Anche questo prefazio caratterizza a modo suo la conclusione: è infatti “nell’attesa della sua venuta” che avviene la connessione con la liturgia celeste. Come il precedente prende le mosse dalla contemplazione di Maria vergine e madre, che è in un certo senso protagonista dell’Avvento, ma lo fa da un’angolazione specifica mettendola in parallelo con Eva. E questo confronto avviene attraverso il titolo di “madre di tutti i viventi” (Gen 3,20) che il libro della Genesi attribuisce a Eva in quanto capostipite della natura umana ma che ora va attribuito a Maria che per grazia esercita una maternità, se ci è possibile immaginarlo, più forte di quella biologica.

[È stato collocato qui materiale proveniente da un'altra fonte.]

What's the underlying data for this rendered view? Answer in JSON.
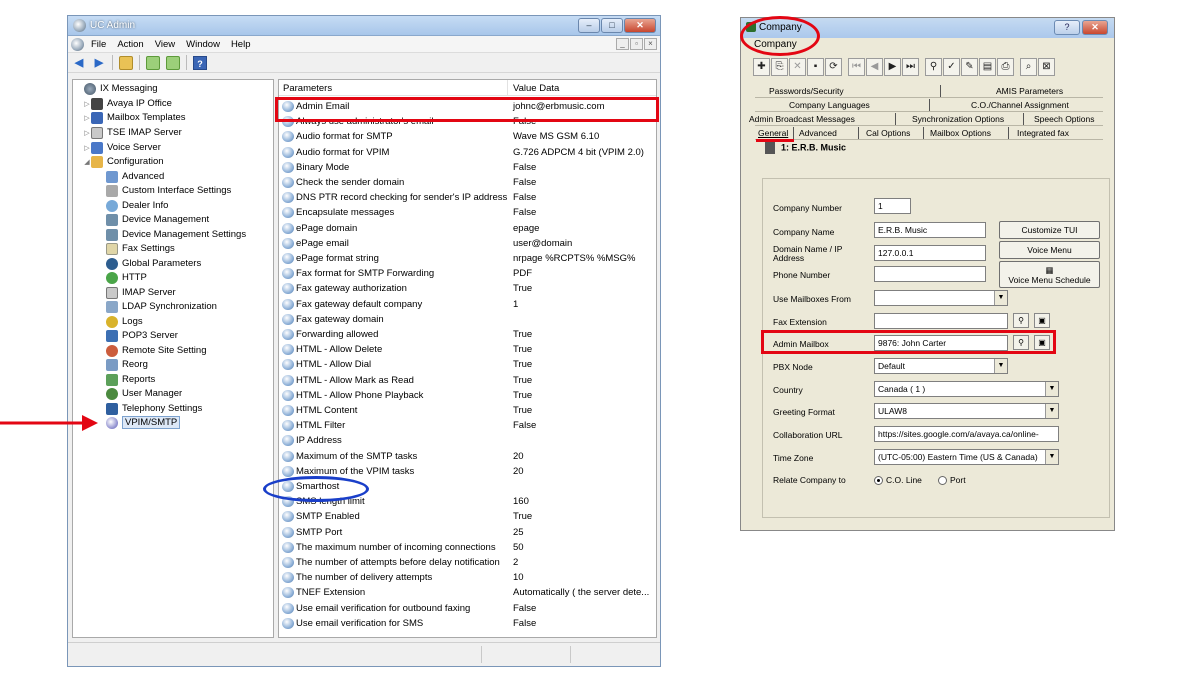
{
  "uc_admin": {
    "title": "UC Admin",
    "menus": [
      "File",
      "Action",
      "View",
      "Window",
      "Help"
    ],
    "tree": [
      {
        "label": "IX Messaging",
        "icon": "ix-messaging-icon",
        "level": 0,
        "expanded": true
      },
      {
        "label": "Avaya IP Office",
        "icon": "avaya-icon",
        "level": 1,
        "expanded": false
      },
      {
        "label": "Mailbox Templates",
        "icon": "mailbox-templates-icon",
        "level": 1,
        "expanded": false
      },
      {
        "label": "TSE IMAP Server",
        "icon": "imap-server-icon",
        "level": 1,
        "expanded": false
      },
      {
        "label": "Voice Server",
        "icon": "voice-server-icon",
        "level": 1,
        "expanded": false
      },
      {
        "label": "Configuration",
        "icon": "configuration-icon",
        "level": 1,
        "expanded": true
      },
      {
        "label": "Advanced",
        "icon": "advanced-icon",
        "level": 2
      },
      {
        "label": "Custom Interface Settings",
        "icon": "custom-interface-icon",
        "level": 2
      },
      {
        "label": "Dealer Info",
        "icon": "dealer-info-icon",
        "level": 2
      },
      {
        "label": "Device Management",
        "icon": "device-management-icon",
        "level": 2
      },
      {
        "label": "Device Management Settings",
        "icon": "device-management-settings-icon",
        "level": 2
      },
      {
        "label": "Fax Settings",
        "icon": "fax-settings-icon",
        "level": 2
      },
      {
        "label": "Global Parameters",
        "icon": "global-parameters-icon",
        "level": 2
      },
      {
        "label": "HTTP",
        "icon": "http-icon",
        "level": 2
      },
      {
        "label": "IMAP Server",
        "icon": "imap-icon",
        "level": 2
      },
      {
        "label": "LDAP Synchronization",
        "icon": "ldap-icon",
        "level": 2
      },
      {
        "label": "Logs",
        "icon": "logs-icon",
        "level": 2
      },
      {
        "label": "POP3 Server",
        "icon": "pop3-icon",
        "level": 2
      },
      {
        "label": "Remote Site Setting",
        "icon": "remote-site-icon",
        "level": 2
      },
      {
        "label": "Reorg",
        "icon": "reorg-icon",
        "level": 2
      },
      {
        "label": "Reports",
        "icon": "reports-icon",
        "level": 2
      },
      {
        "label": "User Manager",
        "icon": "user-manager-icon",
        "level": 2
      },
      {
        "label": "Telephony Settings",
        "icon": "telephony-icon",
        "level": 2
      },
      {
        "label": "VPIM/SMTP",
        "icon": "vpim-smtp-icon",
        "level": 2,
        "selected": true
      }
    ],
    "params_header": {
      "name": "Parameters",
      "value": "Value Data"
    },
    "params": [
      {
        "name": "Admin Email",
        "value": "johnc@erbmusic.com"
      },
      {
        "name": "Always use administrator's email",
        "value": "False"
      },
      {
        "name": "Audio format for SMTP",
        "value": "Wave MS GSM 6.10"
      },
      {
        "name": "Audio format for VPIM",
        "value": "G.726 ADPCM 4 bit (VPIM 2.0)"
      },
      {
        "name": "Binary Mode",
        "value": "False"
      },
      {
        "name": "Check the sender domain",
        "value": "False"
      },
      {
        "name": "DNS PTR record checking for sender's IP address",
        "value": "False"
      },
      {
        "name": "Encapsulate messages",
        "value": "False"
      },
      {
        "name": "ePage domain",
        "value": "epage"
      },
      {
        "name": "ePage email",
        "value": "user@domain"
      },
      {
        "name": "ePage format string",
        "value": "nrpage %RCPTS% %MSG%"
      },
      {
        "name": "Fax format for SMTP Forwarding",
        "value": "PDF"
      },
      {
        "name": "Fax gateway authorization",
        "value": "True"
      },
      {
        "name": "Fax gateway default company",
        "value": "1"
      },
      {
        "name": "Fax gateway domain",
        "value": ""
      },
      {
        "name": "Forwarding allowed",
        "value": "True"
      },
      {
        "name": "HTML - Allow Delete",
        "value": "True"
      },
      {
        "name": "HTML - Allow Dial",
        "value": "True"
      },
      {
        "name": "HTML - Allow Mark as Read",
        "value": "True"
      },
      {
        "name": "HTML - Allow Phone Playback",
        "value": "True"
      },
      {
        "name": "HTML Content",
        "value": "True"
      },
      {
        "name": "HTML Filter",
        "value": "False"
      },
      {
        "name": "IP Address",
        "value": ""
      },
      {
        "name": "Maximum of the SMTP tasks",
        "value": "20"
      },
      {
        "name": "Maximum of the VPIM tasks",
        "value": "20"
      },
      {
        "name": "Smarthost",
        "value": ""
      },
      {
        "name": "SMS length limit",
        "value": "160"
      },
      {
        "name": "SMTP Enabled",
        "value": "True"
      },
      {
        "name": "SMTP Port",
        "value": "25"
      },
      {
        "name": "The maximum number of incoming connections",
        "value": "50"
      },
      {
        "name": "The number of attempts before delay notification",
        "value": "2"
      },
      {
        "name": "The number of delivery attempts",
        "value": "10"
      },
      {
        "name": "TNEF Extension",
        "value": "Automatically ( the server dete..."
      },
      {
        "name": "Use email verification for outbound faxing",
        "value": "False"
      },
      {
        "name": "Use email verification for SMS",
        "value": "False"
      }
    ]
  },
  "company": {
    "title": "Company",
    "menu": "Company",
    "tabs_row1": [
      "Passwords/Security",
      "AMIS Parameters"
    ],
    "tabs_row2": [
      "Company Languages",
      "C.O./Channel Assignment"
    ],
    "tabs_row3": [
      "Admin Broadcast Messages",
      "Synchronization Options",
      "Speech Options"
    ],
    "tabs_row4": [
      "General",
      "Advanced",
      "Cal Options",
      "Mailbox Options",
      "Integrated fax"
    ],
    "header": "1: E.R.B. Music",
    "fields": {
      "company_number_label": "Company Number",
      "company_number": "1",
      "company_name_label": "Company Name",
      "company_name": "E.R.B. Music",
      "domain_label": "Domain Name / IP Address",
      "domain": "127.0.0.1",
      "phone_label": "Phone Number",
      "phone": "",
      "use_mailboxes_label": "Use Mailboxes From",
      "use_mailboxes": "",
      "fax_ext_label": "Fax Extension",
      "fax_ext": "",
      "admin_mailbox_label": "Admin Mailbox",
      "admin_mailbox": "9876: John Carter",
      "pbx_node_label": "PBX Node",
      "pbx_node": "Default",
      "country_label": "Country",
      "country": "Canada ( 1 )",
      "greeting_label": "Greeting Format",
      "greeting": "ULAW8",
      "collab_label": "Collaboration URL",
      "collab": "https://sites.google.com/a/avaya.ca/online-",
      "timezone_label": "Time Zone",
      "timezone": "(UTC-05:00) Eastern Time (US & Canada)",
      "relate_label": "Relate Company to",
      "relate_opt1": "C.O. Line",
      "relate_opt2": "Port"
    },
    "buttons": {
      "customize_tui": "Customize TUI",
      "voice_menu": "Voice Menu",
      "voice_menu_schedule": "Voice Menu Schedule"
    }
  },
  "colors": {
    "highlight_red": "#e30613",
    "highlight_blue": "#1a3fc9"
  }
}
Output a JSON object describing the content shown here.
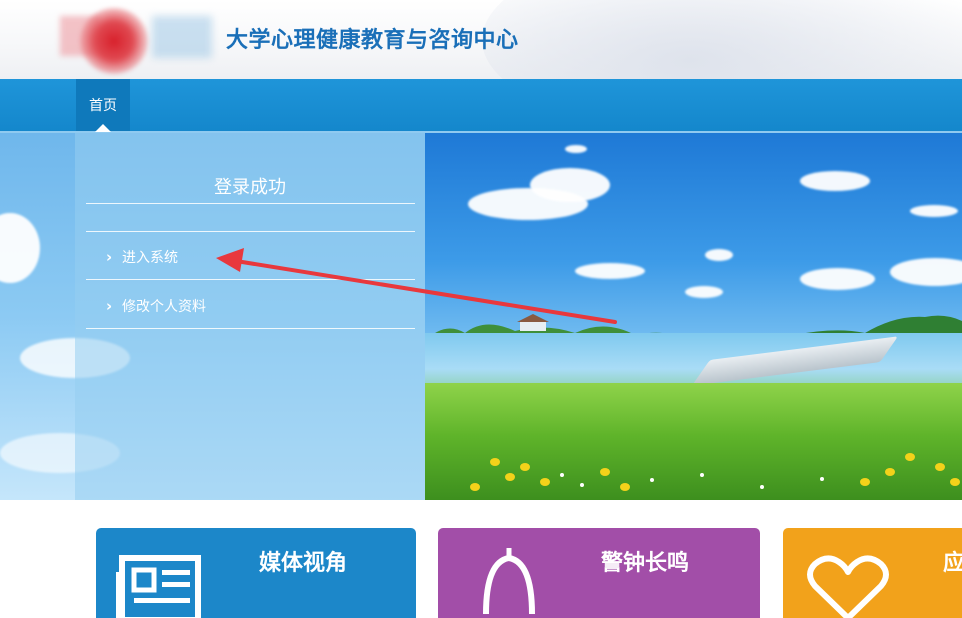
{
  "header": {
    "site_title": "大学心理健康教育与咨询中心"
  },
  "nav": {
    "items": [
      {
        "label": "首页"
      }
    ]
  },
  "login_panel": {
    "title": "登录成功",
    "links": [
      {
        "label": "进入系统"
      },
      {
        "label": "修改个人资料"
      }
    ]
  },
  "tiles": [
    {
      "label": "媒体视角",
      "color": "#1c87c9",
      "icon": "newspaper-icon"
    },
    {
      "label": "警钟长鸣",
      "color": "#a24ea8",
      "icon": "bell-icon"
    },
    {
      "label": "应",
      "color": "#f2a21b",
      "icon": "heart-icon"
    }
  ],
  "colors": {
    "nav_bg": "#1487cc",
    "title_blue": "#1a6fb8",
    "annotation_red": "#e8383d"
  }
}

A più riprese, con fare squisitamente poetico, si ribadisce che nel mistero del Natale, attraverso di lei, viene recuperato ciò che era andato perduto a causa della prevaricazione del primo uomo, corrotto dall’antico avversario (Gen 3,1-5; Ap 12,9): è ora possibile rinascere dallo Spirito e dall’alto (Gv 3,1-21). Se il riferimento ad Eva richiama da un lato il peccato delle origini, dall’altro ci fa soffermare sulla nostra comune identità: siamo tutti uomini nati nella carne, una carne segnata dall’esperienza del peccato e tutti condividiamo questa natura fragile. Il tema della nostra carne, peraltro, è di capitale importanza per la celebrazione e la comprensione del mistero dell’Incarnazione del Verbo e si propone l’approdo teologico di tutti i temi preparatori dei precedenti prefazi. Cristo è qui evocato con due immagini poetiche della Scrittura: il germoglio (Is 11,1) e il pane degli angeli (Gv 6). L’ultimo riferimento è ancora incentrato sulla sua opera redentrice ed è una citazione quasi letterale di Rm 5,20 dove il sovrabbondare esprime molto chiaramente come la salvezza conquistata da Cristo per l’umanità sia di gran lunga superiore non solo al peccato ma perfino allo stato di grazia nel quale viveva l’uomo prima della caduta. È un testo complesso che riecheggia con solennità molti testi biblici ma anche dal sapore quasi intimo, per esempio attraverso il tema della maternità che non può lasciare indifferente nessuno. Solennità e intimità sono proprio le due connotazioni opposte che la liturgia darà a tutto il tempo di Natale e al quale questo ultimo prefazio d’Avvento ormai apre.
Ascoltiamo con attenzione questi testi splendidi e lasciamo che suscitino tutte le suggestioni che possono suggerirci richiamando alla memoria i testi della Scrittura ed evocando esperienze ed emozioni personalissime per coinvolgerci sempre più pienamente nel mistero della nostra redenzione che si attua nella sua celebrazione (cfr. l’Orazione sulle offerte della III Domenica d’Avvento).